According to South Africa’s Deputy Finance Minister, the country’s borrowing costs could increase substantially if its credit rating is dropped to sub-investment grade by the three main rating agencies.
However, this view is not shared by all. Rowan Williams-Short, portfolio manager at Vunani Fund Managers highlighted that following each previous change to South Africa’s sovereign rating, there has been no noticeable effect on the country’s domestic government bond yields.
“The lack of noticeable change can be explained by the fact that the markets in all countries tend to be several steps ahead of the rating agencies, so credit rating changes tend to be priced in well ahead of the announcement.”
Indeed, many investors and analysts view a downgrade to junk by one of the main rating agencies as almost inevitable, with one explaining that “the writing is pretty much on the wall for December,” following June’s reprieve when the country managed to just retain its investment grade rating.
There is currently between a one to two notch downgrade priced into South African fixed interest markets (local and foreign assets), according to Melville du Plessis, portfolio manager at Sanlam Investment. “There is scope for further downside however as there is a reasonable margin of safety priced in from a financial markets perspective.”
Despite the fact that South Africa’s credit is already trading as if the sovereign held a junk status, it is expected there would still be a short-term increase in interest rates and borrowing costs should South Africa’s credit rating be downgraded, du Plessis continued.
“It would of course be dependent on the prevailing circumstances and market levels at the time, in addition to the specific reasoning as well as the extent of the downgrades,” he said, adding that the negative sentiment associated with a downgrade could lead to negative longer term ramifications for the real economy, and also affect the foreign direct investment perspective.

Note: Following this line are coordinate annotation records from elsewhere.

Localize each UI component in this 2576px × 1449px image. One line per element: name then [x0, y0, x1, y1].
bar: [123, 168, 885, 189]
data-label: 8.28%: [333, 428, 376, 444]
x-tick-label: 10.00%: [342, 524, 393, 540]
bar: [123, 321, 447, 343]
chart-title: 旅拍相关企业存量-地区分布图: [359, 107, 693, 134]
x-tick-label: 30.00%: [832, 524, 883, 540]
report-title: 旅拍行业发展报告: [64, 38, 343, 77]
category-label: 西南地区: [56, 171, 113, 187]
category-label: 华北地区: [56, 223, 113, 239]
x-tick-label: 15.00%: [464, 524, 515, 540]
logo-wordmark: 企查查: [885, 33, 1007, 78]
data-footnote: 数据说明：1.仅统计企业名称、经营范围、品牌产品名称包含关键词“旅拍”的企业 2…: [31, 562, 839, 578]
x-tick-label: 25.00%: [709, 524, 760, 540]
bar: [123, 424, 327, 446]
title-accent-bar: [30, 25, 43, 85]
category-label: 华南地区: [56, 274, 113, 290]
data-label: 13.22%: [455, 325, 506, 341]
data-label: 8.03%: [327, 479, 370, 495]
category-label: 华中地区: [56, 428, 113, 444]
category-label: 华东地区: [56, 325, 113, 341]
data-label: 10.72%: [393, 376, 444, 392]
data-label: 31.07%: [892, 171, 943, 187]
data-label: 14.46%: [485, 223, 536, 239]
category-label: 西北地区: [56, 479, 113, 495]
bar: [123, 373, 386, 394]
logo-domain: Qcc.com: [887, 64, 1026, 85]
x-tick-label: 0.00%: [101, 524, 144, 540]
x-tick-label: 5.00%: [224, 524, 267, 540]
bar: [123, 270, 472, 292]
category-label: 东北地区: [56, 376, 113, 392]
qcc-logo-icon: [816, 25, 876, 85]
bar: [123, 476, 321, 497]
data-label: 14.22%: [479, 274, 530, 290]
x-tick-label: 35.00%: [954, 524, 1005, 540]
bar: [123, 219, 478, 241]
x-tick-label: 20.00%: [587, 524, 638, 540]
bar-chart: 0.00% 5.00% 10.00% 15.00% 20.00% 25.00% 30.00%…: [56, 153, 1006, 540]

Alongside already anticipating the rating agencies, the markets are also increasingly placing less emphasis on their pronouncements, according to Williams-Short.
“After all, analysts at rating agencies do not necessarily have more information or insight than other analysts, and the agencies’ records have been badly tarnished over the past decade or so by some woefully inaccurate assessments.”
He continued that following the sub-prime incident amongst others, rating agencies have been on the defensive, and have been more conservative ever since.
In addition to already expecting a downgrade, it is unlikely that a large selloff of South African debt would occur by foreign investors if one were to happen.
“Past data shows net foreign activity in South Africa’s bond markets to be pure white noise,” said Williams-Short.
In addition, a downgrade would actually provide investors with better returns. “Arguably, selling after a downgrade accompanied by a rise in yields hardly constitutes intelligent investment decision-making,” Williams-Short continued, referring to investors not restricted by rating criteria.
Any downgrade is unlikely to reflect the country’s fundamentals. Although the South African Deputy Finance Minister noted that debt servicing costs were the highest growing item in the October medium-term budget, the country’s finances remain in relatively good shape.
South Africa’s foreign borrowing currently stands at less than 10% of total debt. Total debt remains below 50% of GDP, a ‘relatively comfortable’ level according to Williams-Short.
In addition, although it remains somewhat volatile, the rand’s slowly strengthening performance against the US dollar has further eased dollar debt servicing costs.
According to Bloomberg, the rand began the year at 15.5575 to the dollar, and although it reached a 5-year high of 16.8717 to the dollar and has remained volatile, it has gained on the dollar in overall terms.
However, on the news of Donald Trump’s victory over Hillary Clinton for the US presidency, the rand has lost ground, falling from 13.1866 to 13.7668 against the dollar.
Nevertheless, relatively low levels of external and total debt and a market that is already expecting a downgrade means that when it comes, it will not alter South Africa’s ability to borrow.
“In the near term a downgrade by one (or more) of the rating agencies should not materially affect South Africa’s ability to borrow. The impact would be more pronounced over the longer term should there be a deterioration in South Africa’s fundamentals and further credit rating downgrades,” du Plessis noted.
Still, the profile of investors may change, especially if the downgrade crosses into the high yield threshold, but according to du Plessis, not even a one or two notch downgrade would materially impact the investor base.